3. Rutinitas Pagi Seperti Kerja Kantoran

Bangun, mandi, sarapan, ganti baju (nggak harus formal, yang penting rapi). Ini sinyal ke tubuh dan pikiran bahwa kamu siap kerja.

Psikolog klinis dr. Santi Yuliani, M.Psi, mengatakan:

“Rutinitas pagi membantu menciptakan batas antara peran profesional dan domestik, meskipun fisik tetap di rumah.”


4. Komunikasi Asinkron: Sahabat Produktivitas

Jika kamu tinggal dengan banyak orang, manfaatkan komunikasi asinkron seperti chat, Google Docs, atau email, dibandingkan meeting langsung terus-menerus. Ini memberi ruang fleksibilitas dan mengurangi ketegangan rumah tangga.


5. Gunakan Teknik Pomodoro

Bekerja 25 menit, istirahat 5 menit. Ulangi 4 kali, lalu rehat lebih panjang. Saat istirahat, kamu bisa kasih waktu buat ngobrol sebentar dengan keluarga atau cek dapur.

Dengan begini, kamu tetap terkoneksi tanpa merasa bersalah atau terputus dari pekerjaan.


6. Jangan Lupa “Jam Pulang”

Tentukan kapan kamu benar-benar selesai kerja. Jangan sampai WFH jadi kerja terus-menerus karena “kan di rumah aja”. Tutup laptop, bereskan meja, dan ubah peran menjadi anggota keluarga seutuhnya.

📌 Tips praktis: Pasang alarm jam 17:00 sebagai “alarm pulang kantor” versi rumah.

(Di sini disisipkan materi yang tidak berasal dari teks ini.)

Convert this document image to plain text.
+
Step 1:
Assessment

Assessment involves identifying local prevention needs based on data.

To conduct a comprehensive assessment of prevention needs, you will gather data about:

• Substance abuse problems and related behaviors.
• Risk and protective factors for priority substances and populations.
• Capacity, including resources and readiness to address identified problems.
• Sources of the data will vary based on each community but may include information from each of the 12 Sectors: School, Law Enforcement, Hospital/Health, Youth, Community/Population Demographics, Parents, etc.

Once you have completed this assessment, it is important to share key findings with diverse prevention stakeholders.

7. Libatkan Anak dengan Aktivitas Ringan

Kalau punya anak, siapkan aktivitas khusus: mewarnai, membaca, atau main puzzle. Beri “tugas” kecil seperti meletakkan kertas di meja kerja kamu. Anak akan merasa dilibatkan, bukan disingkirkan.


8. Atur Ekspektasi: Kamu Bukan Robot

Akan ada hari-hari yang kacau. Anak sakit, listrik padam, atau tiba-tiba dapur banjir. Jangan terlalu keras pada diri sendiri. Komunikasikan ke atasan bila perlu.

Keseimbangan WFH bukan berarti semua harus sempurna, tapi tahu kapan menyesuaikan dan kapan minta bantuan.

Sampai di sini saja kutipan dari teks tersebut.